The new Jungle Book show will debut Memorial Day weekend. It is a limited-time engagement, Disney officials said, although a post on the official Disney Parks Blog indicates a summer-long run.
“We’re really excited about the Jungle Book,” said creative executive Michael Jung. “The film is remarkable, and it’s such a great fit for Disney’s Animal Kingdom – the morals of the story, the idea of nature, embracing it, all of it is such a great fit.”
A new premiere date for “Rivers” has not been announced.
“We try not to declare opening days for things until we’re really sure we’re opening them, right?” Rohde said. “It’s a challenging, technical and aesthetic thing to work on. … You want this to be beautiful, meaningful, perfect, when it’s open. In our business, you’re open. You open, you’re open. So, we’re perfecting it. It has many, many pieces that we’re working to get it perfect. But that’s our thing. We don’t sell junk.”
On Tuesday evening, hundreds of members of the media saw the middle segment of “Rivers of Light.” It focused on giant lotus blossoms with prancing waters forming designs to a soaring, operatic, original soundtrack. Images on water screens showed birds and, at one point, a tiger jumping from blossom to blossom on the park’s Discovery River.
“There’s a lot more in that show. There’s many, many elements in that show. It’s an exceedingly complicated job to assemble and balance them with each other,” Rohde said. “The grandeur of the show is fantastically more than what you saw.”
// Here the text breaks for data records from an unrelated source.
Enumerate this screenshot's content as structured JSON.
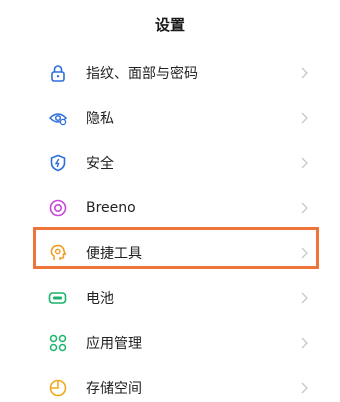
{
  "header": {
    "title": "设置"
  },
  "settings": {
    "items": [
      {
        "label": "指纹、面部与密码",
        "icon": "lock-icon",
        "color": "#2f6fdb"
      },
      {
        "label": "隐私",
        "icon": "privacy-eye-icon",
        "color": "#2f6fdb"
      },
      {
        "label": "安全",
        "icon": "shield-icon",
        "color": "#2f6fdb"
      },
      {
        "label": "Breeno",
        "icon": "breeno-icon",
        "color": "#c64ad8"
      },
      {
        "label": "便捷工具",
        "icon": "convenience-tools-icon",
        "color": "#f09a1f"
      },
      {
        "label": "电池",
        "icon": "battery-icon",
        "color": "#19b36b"
      },
      {
        "label": "应用管理",
        "icon": "app-management-icon",
        "color": "#19b36b"
      },
      {
        "label": "存储空间",
        "icon": "storage-pie-icon",
        "color": "#f0a81f"
      }
    ]
  },
  "annotation": {
    "highlight_color": "#f0743a"
  }
}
Members of the media gathered for a Disney showcase also saw the Tree of Life Awakens – elaborate projections upon the park’s centerpiece – and a version of the park’s safari, presented in perpetual sunset mode. Those attractions, originally set to debut Friday, will now be available to guests as of Memorial Day weekend. The new offerings are designed to give Animal Kingdom some after-dark offerings and extend the amount of time visitors spend there.
The additions have been considered for some time, said Rohde, one of the masterminds behind the park, which opened in 1998. Changes in lighting technology for the savanna are making it possible in 2016, he said.
“Without that being possible, you could not pull these other triggers,” he said.